Same with websites: the care and attention given to how a company’s wensite makes them look is exhaustive. Everything “frontward facing” is usually debated, designed, re-designed, and anguished-over painstakingly, often for months.
Why is a company’s IVR left out of that process?
It’s almost as though the IVR is viewed as just “an automated thing that answers the phone.” While that may have been true in the infancy of IVR, it has become a glaring oversight when so much care and attention is devoted to unifying a company’s image and sending a clear message to the customer about what the company represents and what it will be like to transact with them. In that regard, IVR has become the neglected step-child of your brand. Here are three significant things you can do to “clean up” your IVR and make sure it’s an extension of your message:
- Your scripting needs to be conversational, natural, and take some chances. If you want the caller to engage with your company, make sure your phone tree script is written to reflect your company’s personality — most often, companies do not want to come across as stuffy or wooden, so make sure your script isn’t bland, featureless copy. If you want it to sound natural — write it that way. And by all means: take chances. IVRs are for more than just directing callers to various departments — show some personality and imagination.

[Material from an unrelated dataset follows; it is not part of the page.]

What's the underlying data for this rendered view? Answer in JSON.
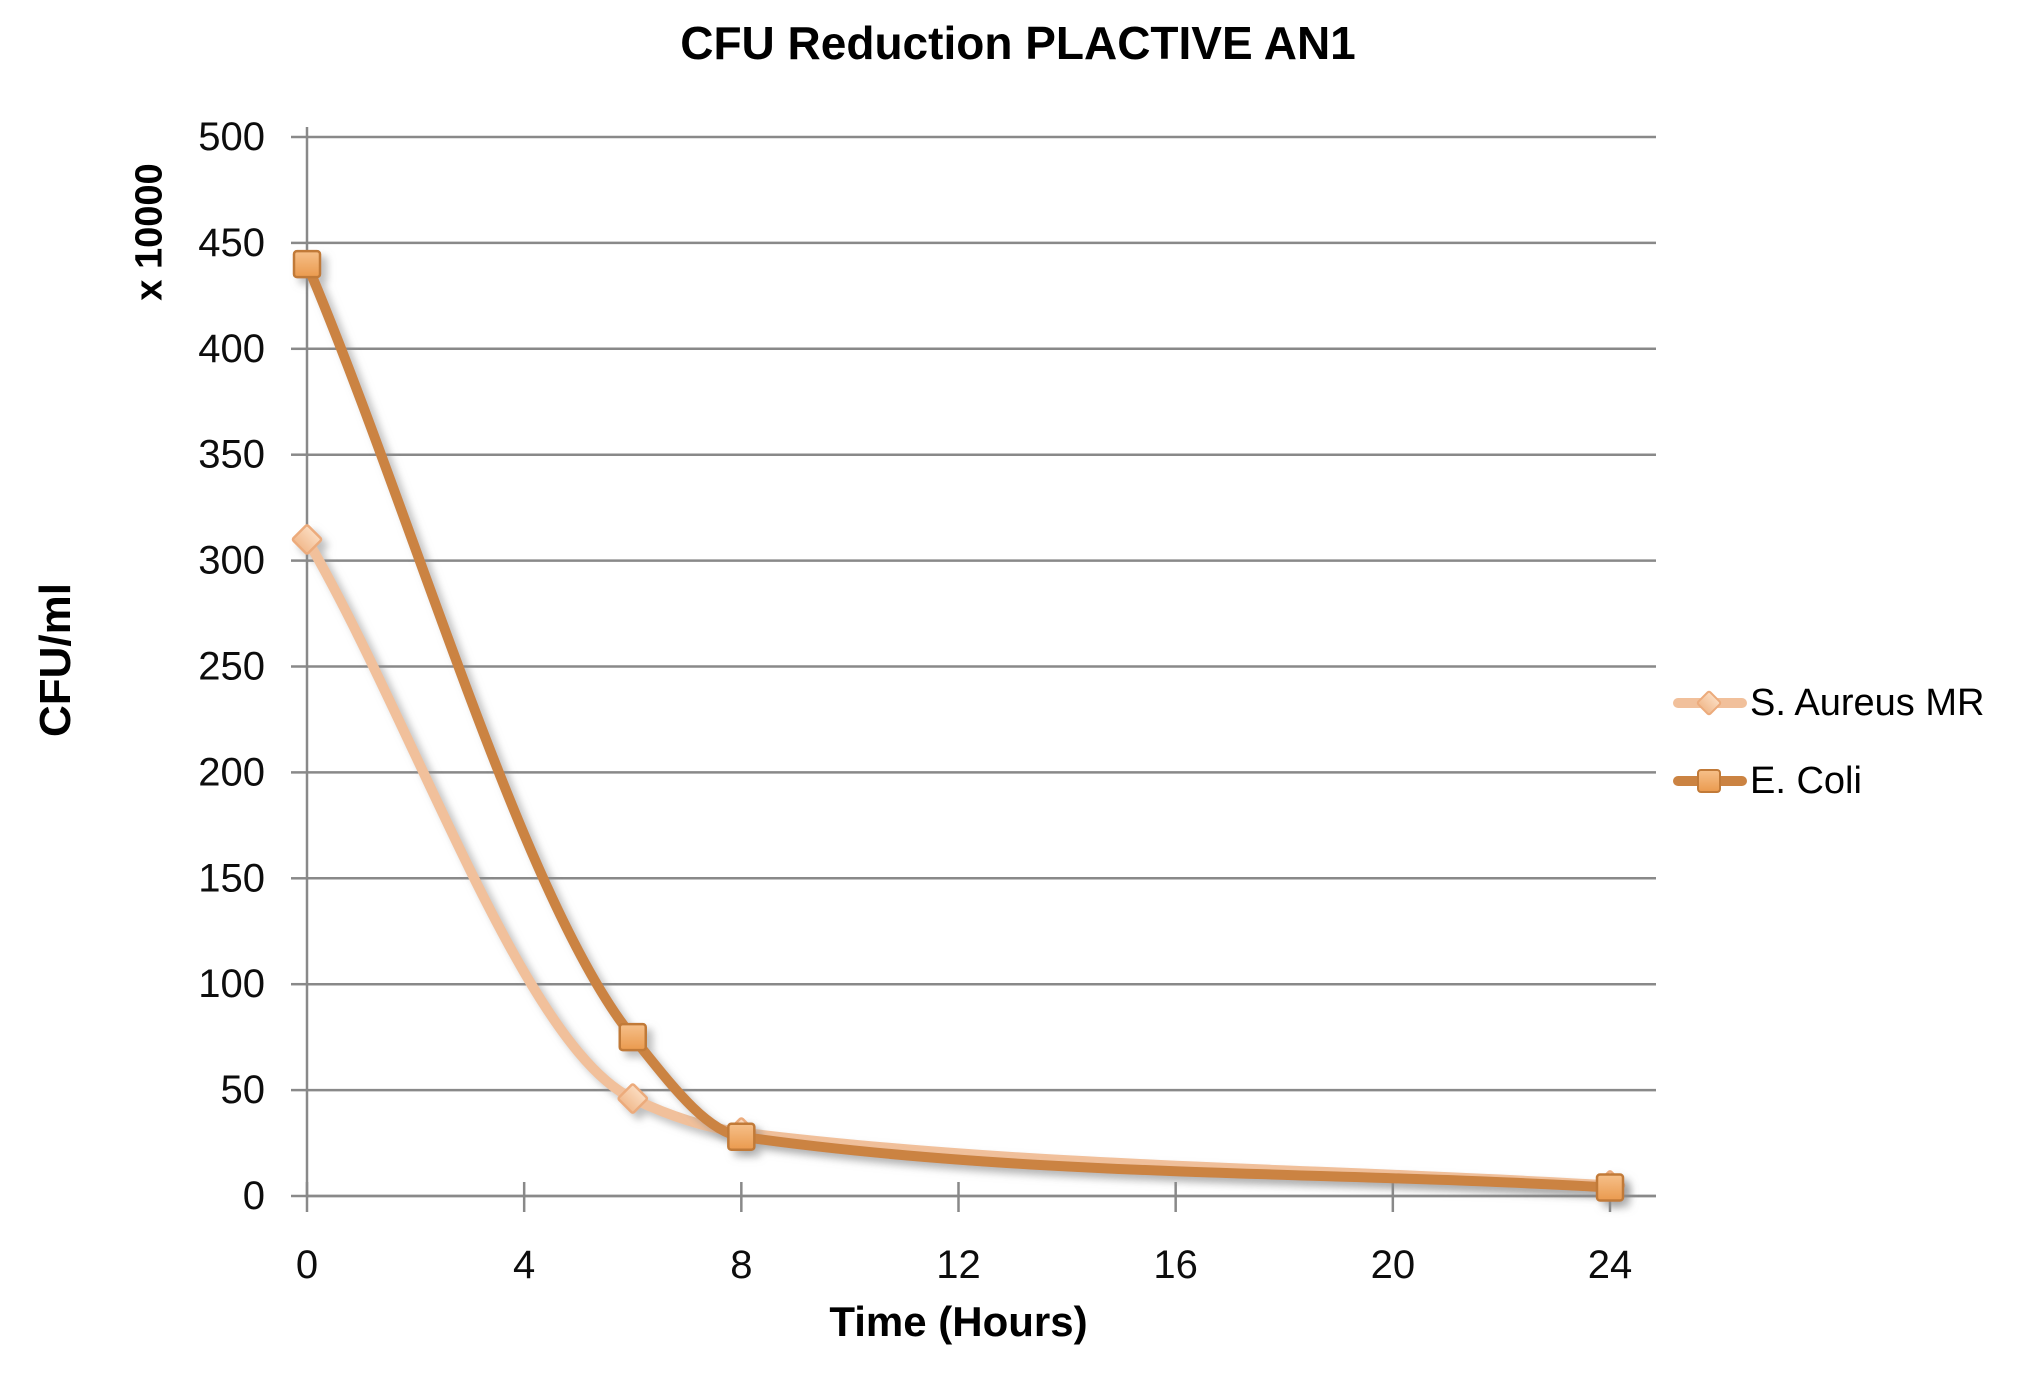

2. Choose the right voice talent — or direct your talent accordingly. Your choice of talent should align with your company’s persona — or (and this can’t be emphasised enough) — most voice talent with experience, and well…talent….are capable of a great many different styles of “read”. Make sure you articulate your company’s “mood” or “feel” to the talent clearly.
3. Listen to your auto attendant while looking at your website. This suggestion seems odd at first — but if there is a disconnect between the persona that you’ve established online and the one that plays to your callers, it will become glaringly evident during this exercize. If your website conveys a fun, irreverent, vibrant company, and your phone tree is plodding along with the standard “Press 1 for this….press 2 for that…” — you’ve got a serious conflict of image.
I urge clients regularly to *really think* about including the often-neglected aspect of their IVR in their corporate “imaging” — it’s an all-important piece in the way a company presents itself.